La Staatskapelle de Dresde n’est peut-être pas aussi connue du grand public européen que les Philharmonies de Berlin et de Vienne, ou que le Concertgebouw d’Amsterdam. Et pourtant... Fondé en 1548, il est peut-être le plus ancien orchestre encore en activité au monde. Il est absolument splendide, avec, en particulier, des cordes qui peuvent rivaliser avec les meilleures formations de tous les continents par leur profondeur et leur chaleur.
Au programme de ce concert à la Philharmonie de Paris, le Premier Concerto pour violoncelle de Chostakovitch (avec Sol Gabetta), et la Septième Symphonie de Bruckner, sous la direction de Tugan Sokhiev.

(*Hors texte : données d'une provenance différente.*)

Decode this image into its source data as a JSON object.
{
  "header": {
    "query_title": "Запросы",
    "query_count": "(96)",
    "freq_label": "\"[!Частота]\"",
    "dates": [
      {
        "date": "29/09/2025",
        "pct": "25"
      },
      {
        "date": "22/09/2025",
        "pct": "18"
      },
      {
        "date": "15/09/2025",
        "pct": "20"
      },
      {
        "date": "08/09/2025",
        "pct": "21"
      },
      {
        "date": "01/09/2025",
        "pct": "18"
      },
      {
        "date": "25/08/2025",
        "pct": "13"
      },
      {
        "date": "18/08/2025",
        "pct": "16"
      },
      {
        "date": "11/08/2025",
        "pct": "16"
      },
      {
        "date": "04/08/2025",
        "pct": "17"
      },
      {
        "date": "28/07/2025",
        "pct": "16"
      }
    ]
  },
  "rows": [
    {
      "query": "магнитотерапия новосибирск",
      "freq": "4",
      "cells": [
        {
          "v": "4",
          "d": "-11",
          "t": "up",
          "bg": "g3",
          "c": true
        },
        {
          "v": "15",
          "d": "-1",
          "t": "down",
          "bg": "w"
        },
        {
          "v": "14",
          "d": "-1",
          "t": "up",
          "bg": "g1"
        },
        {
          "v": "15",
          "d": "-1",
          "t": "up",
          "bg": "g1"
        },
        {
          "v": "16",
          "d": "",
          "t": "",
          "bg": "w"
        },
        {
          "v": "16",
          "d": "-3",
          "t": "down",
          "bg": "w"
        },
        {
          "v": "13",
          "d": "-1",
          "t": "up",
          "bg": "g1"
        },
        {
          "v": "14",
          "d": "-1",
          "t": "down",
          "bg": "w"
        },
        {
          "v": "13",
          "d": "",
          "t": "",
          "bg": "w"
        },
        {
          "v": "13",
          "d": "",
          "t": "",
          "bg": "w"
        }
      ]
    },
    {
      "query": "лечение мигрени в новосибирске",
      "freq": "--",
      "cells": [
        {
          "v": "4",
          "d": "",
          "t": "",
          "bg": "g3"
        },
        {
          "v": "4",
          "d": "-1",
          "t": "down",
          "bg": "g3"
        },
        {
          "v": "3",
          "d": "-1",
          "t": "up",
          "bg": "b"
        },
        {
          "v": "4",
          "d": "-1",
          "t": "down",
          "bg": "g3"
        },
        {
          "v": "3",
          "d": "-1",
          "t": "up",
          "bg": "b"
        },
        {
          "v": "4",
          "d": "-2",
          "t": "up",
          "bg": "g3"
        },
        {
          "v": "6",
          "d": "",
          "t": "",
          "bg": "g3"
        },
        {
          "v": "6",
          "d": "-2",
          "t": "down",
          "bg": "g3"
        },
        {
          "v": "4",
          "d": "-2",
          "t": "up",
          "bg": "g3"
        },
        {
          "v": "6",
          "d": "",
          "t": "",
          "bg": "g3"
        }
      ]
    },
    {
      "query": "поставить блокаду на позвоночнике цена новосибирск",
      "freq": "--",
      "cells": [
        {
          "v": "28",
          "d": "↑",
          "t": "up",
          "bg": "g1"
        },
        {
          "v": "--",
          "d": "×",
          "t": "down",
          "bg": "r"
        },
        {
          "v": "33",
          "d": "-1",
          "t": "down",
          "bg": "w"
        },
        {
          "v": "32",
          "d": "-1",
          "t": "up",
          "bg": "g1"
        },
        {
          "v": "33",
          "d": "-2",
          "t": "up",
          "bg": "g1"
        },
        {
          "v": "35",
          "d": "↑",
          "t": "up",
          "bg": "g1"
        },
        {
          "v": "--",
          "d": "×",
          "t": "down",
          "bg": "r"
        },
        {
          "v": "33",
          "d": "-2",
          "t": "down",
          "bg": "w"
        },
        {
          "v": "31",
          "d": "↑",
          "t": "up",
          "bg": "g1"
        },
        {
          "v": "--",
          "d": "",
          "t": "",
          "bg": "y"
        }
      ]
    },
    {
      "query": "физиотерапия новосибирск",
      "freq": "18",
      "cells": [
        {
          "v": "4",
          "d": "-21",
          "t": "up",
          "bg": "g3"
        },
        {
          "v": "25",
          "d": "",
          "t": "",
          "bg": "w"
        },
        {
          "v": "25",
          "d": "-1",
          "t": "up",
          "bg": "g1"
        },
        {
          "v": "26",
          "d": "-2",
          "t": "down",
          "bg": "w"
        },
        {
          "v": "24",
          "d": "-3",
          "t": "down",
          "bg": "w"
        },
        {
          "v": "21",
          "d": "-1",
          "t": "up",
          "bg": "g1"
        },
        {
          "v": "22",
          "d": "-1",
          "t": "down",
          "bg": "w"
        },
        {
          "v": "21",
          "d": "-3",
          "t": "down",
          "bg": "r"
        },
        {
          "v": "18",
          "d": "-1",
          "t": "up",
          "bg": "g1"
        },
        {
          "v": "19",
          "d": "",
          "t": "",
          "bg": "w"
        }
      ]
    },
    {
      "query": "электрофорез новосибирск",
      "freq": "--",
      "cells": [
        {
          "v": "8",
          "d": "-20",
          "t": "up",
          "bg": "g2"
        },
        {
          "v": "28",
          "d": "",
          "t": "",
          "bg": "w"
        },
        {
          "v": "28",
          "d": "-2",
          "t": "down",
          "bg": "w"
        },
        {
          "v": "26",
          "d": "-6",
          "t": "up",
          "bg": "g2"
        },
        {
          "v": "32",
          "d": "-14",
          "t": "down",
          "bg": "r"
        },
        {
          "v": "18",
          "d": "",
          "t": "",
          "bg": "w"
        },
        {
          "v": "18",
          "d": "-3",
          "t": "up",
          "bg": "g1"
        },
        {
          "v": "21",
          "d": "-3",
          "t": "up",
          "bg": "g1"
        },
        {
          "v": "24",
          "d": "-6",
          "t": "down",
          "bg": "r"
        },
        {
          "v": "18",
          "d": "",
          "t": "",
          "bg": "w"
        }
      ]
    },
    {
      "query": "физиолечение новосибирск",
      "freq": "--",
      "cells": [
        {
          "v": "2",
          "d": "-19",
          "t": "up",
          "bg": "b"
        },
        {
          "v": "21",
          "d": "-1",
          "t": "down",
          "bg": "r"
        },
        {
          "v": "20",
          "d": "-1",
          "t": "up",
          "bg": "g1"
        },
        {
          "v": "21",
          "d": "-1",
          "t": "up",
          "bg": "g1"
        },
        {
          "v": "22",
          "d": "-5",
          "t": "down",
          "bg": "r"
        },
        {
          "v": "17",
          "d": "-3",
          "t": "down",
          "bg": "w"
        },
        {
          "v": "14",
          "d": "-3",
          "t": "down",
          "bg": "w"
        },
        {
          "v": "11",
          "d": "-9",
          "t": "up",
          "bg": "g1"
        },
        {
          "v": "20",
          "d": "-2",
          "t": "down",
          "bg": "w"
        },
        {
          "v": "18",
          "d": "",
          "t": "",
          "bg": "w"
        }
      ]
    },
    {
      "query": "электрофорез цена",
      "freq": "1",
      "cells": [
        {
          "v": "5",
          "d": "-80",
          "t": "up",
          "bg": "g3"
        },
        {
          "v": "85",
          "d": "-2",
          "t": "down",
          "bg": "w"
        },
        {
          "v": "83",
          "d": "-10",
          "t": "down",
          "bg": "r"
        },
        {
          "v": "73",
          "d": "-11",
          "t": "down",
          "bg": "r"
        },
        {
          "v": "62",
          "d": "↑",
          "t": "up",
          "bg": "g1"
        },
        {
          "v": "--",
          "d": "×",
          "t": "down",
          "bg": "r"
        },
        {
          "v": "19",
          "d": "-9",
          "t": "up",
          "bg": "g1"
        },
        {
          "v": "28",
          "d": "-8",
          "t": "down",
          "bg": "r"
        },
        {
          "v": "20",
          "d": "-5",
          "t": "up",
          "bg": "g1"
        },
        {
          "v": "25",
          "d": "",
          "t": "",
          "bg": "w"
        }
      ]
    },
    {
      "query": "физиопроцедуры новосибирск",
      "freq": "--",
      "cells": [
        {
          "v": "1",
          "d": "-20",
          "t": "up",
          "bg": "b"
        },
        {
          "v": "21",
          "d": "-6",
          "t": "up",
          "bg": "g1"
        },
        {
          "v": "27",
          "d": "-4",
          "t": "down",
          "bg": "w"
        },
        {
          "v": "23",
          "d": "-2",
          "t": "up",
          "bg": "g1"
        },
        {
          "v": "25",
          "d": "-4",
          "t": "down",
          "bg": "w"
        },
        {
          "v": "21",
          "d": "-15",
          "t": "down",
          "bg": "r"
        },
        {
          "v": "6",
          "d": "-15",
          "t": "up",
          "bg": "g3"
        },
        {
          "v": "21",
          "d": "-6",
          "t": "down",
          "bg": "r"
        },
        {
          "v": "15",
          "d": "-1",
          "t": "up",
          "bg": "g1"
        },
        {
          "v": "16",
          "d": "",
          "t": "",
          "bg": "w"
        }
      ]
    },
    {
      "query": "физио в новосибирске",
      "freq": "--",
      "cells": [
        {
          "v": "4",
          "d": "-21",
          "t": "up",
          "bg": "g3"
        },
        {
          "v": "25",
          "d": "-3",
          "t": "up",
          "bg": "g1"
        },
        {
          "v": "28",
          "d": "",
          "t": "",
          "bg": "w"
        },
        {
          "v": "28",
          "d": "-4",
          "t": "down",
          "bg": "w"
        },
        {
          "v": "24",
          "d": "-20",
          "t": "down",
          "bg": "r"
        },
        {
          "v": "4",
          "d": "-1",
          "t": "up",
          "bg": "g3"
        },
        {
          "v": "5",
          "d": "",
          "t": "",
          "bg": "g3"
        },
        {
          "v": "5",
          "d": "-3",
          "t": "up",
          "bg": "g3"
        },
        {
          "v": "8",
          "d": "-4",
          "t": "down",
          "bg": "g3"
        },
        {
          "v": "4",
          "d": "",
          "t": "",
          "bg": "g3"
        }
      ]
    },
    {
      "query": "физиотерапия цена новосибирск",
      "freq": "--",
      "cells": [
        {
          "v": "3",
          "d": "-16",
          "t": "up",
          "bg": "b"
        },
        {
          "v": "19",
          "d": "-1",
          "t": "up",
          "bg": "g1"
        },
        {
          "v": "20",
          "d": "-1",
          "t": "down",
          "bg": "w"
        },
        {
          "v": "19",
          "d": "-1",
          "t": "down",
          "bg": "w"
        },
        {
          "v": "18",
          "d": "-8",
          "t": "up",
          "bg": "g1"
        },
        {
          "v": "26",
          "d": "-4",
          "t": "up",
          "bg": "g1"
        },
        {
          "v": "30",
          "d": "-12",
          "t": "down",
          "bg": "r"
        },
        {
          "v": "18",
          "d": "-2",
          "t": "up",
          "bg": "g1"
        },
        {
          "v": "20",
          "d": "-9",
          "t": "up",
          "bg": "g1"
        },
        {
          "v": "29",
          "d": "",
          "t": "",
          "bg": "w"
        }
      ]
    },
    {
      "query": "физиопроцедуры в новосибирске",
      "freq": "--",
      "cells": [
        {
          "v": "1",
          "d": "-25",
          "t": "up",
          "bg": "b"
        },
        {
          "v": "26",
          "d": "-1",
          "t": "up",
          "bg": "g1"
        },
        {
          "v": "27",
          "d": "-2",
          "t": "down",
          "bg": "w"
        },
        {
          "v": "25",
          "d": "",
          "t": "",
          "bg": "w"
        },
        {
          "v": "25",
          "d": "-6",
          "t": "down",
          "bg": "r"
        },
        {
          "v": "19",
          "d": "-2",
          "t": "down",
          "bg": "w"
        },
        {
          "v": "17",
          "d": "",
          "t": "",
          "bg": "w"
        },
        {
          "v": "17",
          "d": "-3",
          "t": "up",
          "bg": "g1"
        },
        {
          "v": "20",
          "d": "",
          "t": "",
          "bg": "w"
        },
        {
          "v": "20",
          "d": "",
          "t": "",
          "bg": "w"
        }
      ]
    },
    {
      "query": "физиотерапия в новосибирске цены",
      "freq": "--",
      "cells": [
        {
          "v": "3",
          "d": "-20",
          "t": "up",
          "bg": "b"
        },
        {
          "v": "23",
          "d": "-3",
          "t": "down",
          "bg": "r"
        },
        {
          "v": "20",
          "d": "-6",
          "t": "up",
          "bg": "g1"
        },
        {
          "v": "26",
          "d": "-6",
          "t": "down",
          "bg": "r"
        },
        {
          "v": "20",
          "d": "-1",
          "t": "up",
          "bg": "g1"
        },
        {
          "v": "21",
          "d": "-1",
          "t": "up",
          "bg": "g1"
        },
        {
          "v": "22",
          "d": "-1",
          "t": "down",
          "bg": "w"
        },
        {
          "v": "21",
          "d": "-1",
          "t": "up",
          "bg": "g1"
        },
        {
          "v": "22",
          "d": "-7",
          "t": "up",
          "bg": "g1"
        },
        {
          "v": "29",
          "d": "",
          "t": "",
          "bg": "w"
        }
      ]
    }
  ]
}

Le public toulousain connaît bien ce chef d'orchestre russe, qui avait succédé à Michel Plasson, et donné à l’Orchestre du Capitole, qu’il a dirigé pendant presque vingt ans, une dimension réellement internationale.
Quant à Sol Gabetta, on ne la présente plus. Depuis plusieurs années, elle enthousiasme régulièrement le public parisien de ses interprétations à la fois très personnelles et respectueuses du texte. L’une de ses caractéristiques est la variété de son vibrato, autant dans son intensité que dans sa constance. Et puis, avec son violoncelle de Matteo Gofriller (1725), elle trouve des sonorités étonnantes. Par moments, on se demande quel instrument on entend...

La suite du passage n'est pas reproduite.